Edy Legrand. L'austère Docteur Faust plongé dans la mélancolie. Procédé Jacomet
Edy Legrand. Faust. 1942. Illustration ornant la page de garde .

L'édition de ce Faust est luxueuse. Elle comprend deux tomes, Faust I et Faust II imprimés sur feuillets libres dans des chemises cartonnées. Un superbe papier marbré, décoré à la main, habille les chemises et l'étui renfermant les deux tomes. Les pages sont imprimées sur du vélin de chiffon, papier d'une grande qualité difficile à obtenir en ces temps de pénurie. Les illustrations commandées à Edy Legrand sont réalisées par le procédé Jacomet, ce qui se fait de mieux et de plus dispendieux en édition de multiples d'art.

Publier avec autant de luxe un immense poète allemand en 1942, serait-ce courber l'échine devant l'occupant ? Il n'en est rien. En analysant cette parution, le lecteur attentif y décèle avant tout un acte de résistance passive. Ce livre est tout un symbole : il a fallu autant de courage que d'habileté pour éditer cet ouvrage, même dans la relative sécurité de la zone non occupée.

Pourquoi décider de publier Faust en mars 42 ?

Une brève évocation préalable des thèmes de l'ouvrage est nécessaire pour comprendre ce choix.

Quel est le propos de Faust ?

Le Faust de Goethe est l'œuvre d'une vie, c'est un ouvrage gigantesque, à la fois poème et pièce de théâtre, où Goethe fait vivre toutes ses aspirations. Le poète ne termina son œuvre que peu de temps avant sa mort. Le texte décrit tous les combats du poète entre ses élans spirituels et ses désirs charnels, l'artificiel et le naturel, etc.

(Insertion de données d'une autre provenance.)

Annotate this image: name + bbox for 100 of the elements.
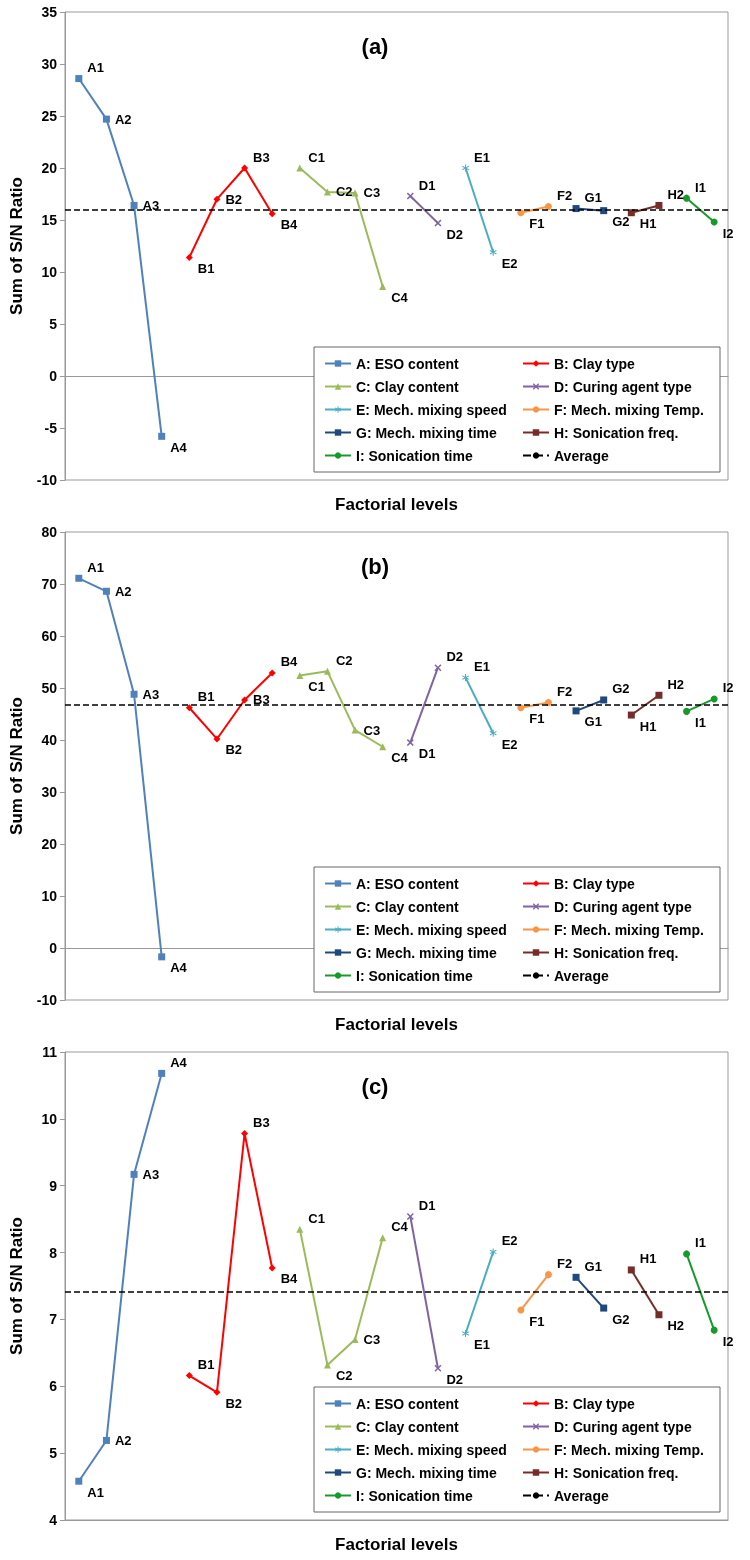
point bbox=[627, 1266, 635, 1274]
point bbox=[296, 672, 304, 680]
data-label: B2 bbox=[225, 191, 243, 207]
data-label: I2 bbox=[722, 225, 734, 241]
y-axis-title: Sum of S/N Ratio bbox=[7, 697, 26, 835]
legend-label: C: Clay content bbox=[356, 378, 460, 395]
point bbox=[600, 1304, 608, 1312]
point bbox=[406, 739, 414, 747]
y-axis-title: Sum of S/N Ratio bbox=[7, 177, 26, 315]
x-axis-title: Factorial levels bbox=[335, 1535, 458, 1554]
y-tick-label: 4 bbox=[49, 1512, 58, 1528]
data-label: D2 bbox=[446, 226, 464, 242]
legend-label: Average bbox=[554, 447, 609, 464]
data-label: C1 bbox=[308, 149, 325, 165]
data-label: A4 bbox=[170, 1054, 188, 1070]
point bbox=[241, 696, 249, 704]
data-label: B3 bbox=[253, 1115, 270, 1131]
legend-label: G: Mech. mixing time bbox=[356, 424, 498, 441]
legend-label: I: Sonication time bbox=[356, 1487, 473, 1504]
point bbox=[462, 674, 470, 682]
data-label: D1 bbox=[418, 177, 436, 193]
data-label: I1 bbox=[695, 714, 706, 730]
point bbox=[710, 1326, 718, 1334]
point bbox=[351, 1335, 359, 1343]
data-label: A2 bbox=[114, 1432, 132, 1448]
legend-label: F: Mech. mixing Temp. bbox=[554, 921, 704, 938]
data-label: B1 bbox=[197, 1357, 215, 1373]
point bbox=[655, 1311, 663, 1319]
data-label: F1 bbox=[529, 1313, 545, 1329]
data-label: E2 bbox=[501, 255, 518, 271]
data-label: G2 bbox=[612, 214, 630, 230]
data-label: A3 bbox=[142, 197, 160, 213]
legend-label: Average bbox=[554, 967, 609, 984]
y-tick-label: 10 bbox=[41, 888, 58, 904]
point bbox=[627, 711, 635, 719]
y-tick-label: 8 bbox=[49, 1244, 58, 1261]
data-label: B2 bbox=[225, 1395, 243, 1411]
data-label: D2 bbox=[446, 1371, 464, 1387]
legend-label: B: Clay type bbox=[554, 1395, 636, 1412]
data-label: F1 bbox=[529, 216, 545, 232]
legend-label: G: Mech. mixing time bbox=[356, 1464, 498, 1481]
data-label: H2 bbox=[667, 1318, 685, 1334]
point bbox=[517, 1306, 525, 1314]
data-label: G1 bbox=[584, 714, 602, 730]
point bbox=[213, 1388, 221, 1396]
x-axis-title: Factorial levels bbox=[335, 1015, 458, 1034]
point bbox=[158, 1069, 166, 1077]
data-label: I1 bbox=[695, 179, 706, 195]
point bbox=[102, 1436, 110, 1444]
point bbox=[241, 164, 249, 172]
legend-label: F: Mech. mixing Temp. bbox=[554, 1441, 704, 1458]
point bbox=[130, 690, 138, 698]
point bbox=[185, 1372, 193, 1380]
data-label: A3 bbox=[142, 686, 160, 702]
y-tick-label: 15 bbox=[41, 212, 58, 228]
data-label: A1 bbox=[87, 60, 104, 76]
point bbox=[158, 432, 166, 440]
point bbox=[75, 1477, 83, 1485]
point bbox=[572, 1273, 580, 1281]
legend-label: D: Curing agent type bbox=[554, 378, 692, 395]
point bbox=[296, 1225, 304, 1233]
point bbox=[489, 248, 497, 256]
point bbox=[158, 953, 166, 961]
data-label: B3 bbox=[253, 149, 270, 165]
y-tick-label: 30 bbox=[41, 56, 58, 72]
point bbox=[268, 669, 276, 677]
point bbox=[434, 1364, 442, 1372]
data-label: A4 bbox=[170, 439, 188, 455]
data-label: B4 bbox=[280, 217, 299, 233]
legend-label: C: Clay content bbox=[356, 1418, 460, 1435]
y-tick-label: 20 bbox=[41, 160, 58, 176]
data-label: F2 bbox=[556, 684, 573, 700]
legend-label: Average bbox=[554, 1487, 609, 1504]
data-label: C3 bbox=[363, 1331, 381, 1347]
legend-label: E: Mech. mixing speed bbox=[356, 401, 507, 418]
data-label: C2 bbox=[335, 652, 353, 668]
data-label: F2 bbox=[556, 1256, 573, 1272]
legend-label: H: Sonication freq. bbox=[554, 424, 679, 441]
data-label: B2 bbox=[225, 742, 243, 758]
point bbox=[683, 1250, 691, 1258]
point bbox=[185, 253, 193, 261]
y-tick-label: -5 bbox=[44, 420, 58, 436]
data-label: B1 bbox=[197, 260, 215, 276]
y-axis-title: Sum of S/N Ratio bbox=[7, 1217, 26, 1355]
y-tick-label: 60 bbox=[41, 628, 58, 644]
data-label: G2 bbox=[612, 681, 630, 697]
data-label: D1 bbox=[418, 1197, 436, 1213]
data-label: C3 bbox=[363, 722, 381, 738]
legend-label: A: ESO content bbox=[356, 355, 460, 372]
data-label: G1 bbox=[584, 190, 602, 206]
point bbox=[655, 691, 663, 699]
legend-label: A: ESO content bbox=[356, 1395, 460, 1412]
data-label: A3 bbox=[142, 1166, 160, 1182]
data-label: C4 bbox=[391, 1219, 409, 1235]
data-label: A1 bbox=[87, 1484, 104, 1500]
legend-label: D: Curing agent type bbox=[554, 898, 692, 915]
data-label: H1 bbox=[639, 1251, 657, 1267]
legend-label: A: ESO content bbox=[356, 875, 460, 892]
data-label: E2 bbox=[501, 736, 518, 752]
legend-label: H: Sonication freq. bbox=[554, 1464, 679, 1481]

La première partie du poème, celle qui a été publiée par le poète lui-même et qu'on désigne par Faust I, est la plus connue. Faust, un vieux docteur qui a consacré sa vie à l'étude donne son âme au Diable pour recouvrer sa jeunesse et découvrir l'amour des femmes. En échange, Méphistophélès s'engage à le servir et à réaliser tous ses vœux. Faust tombe amoureux de Marguerite, belle et pieuse. Il la séduit puis l'abandonne. Marguerite, enceinte, tue son enfant et est condamnée à mort. Faust revient pour lui proposer de la sauver avec l'aide de Méphistophélès mais Marguerite le repousse, préférant mourir pour rester fidèle à sa Foi en Dieu.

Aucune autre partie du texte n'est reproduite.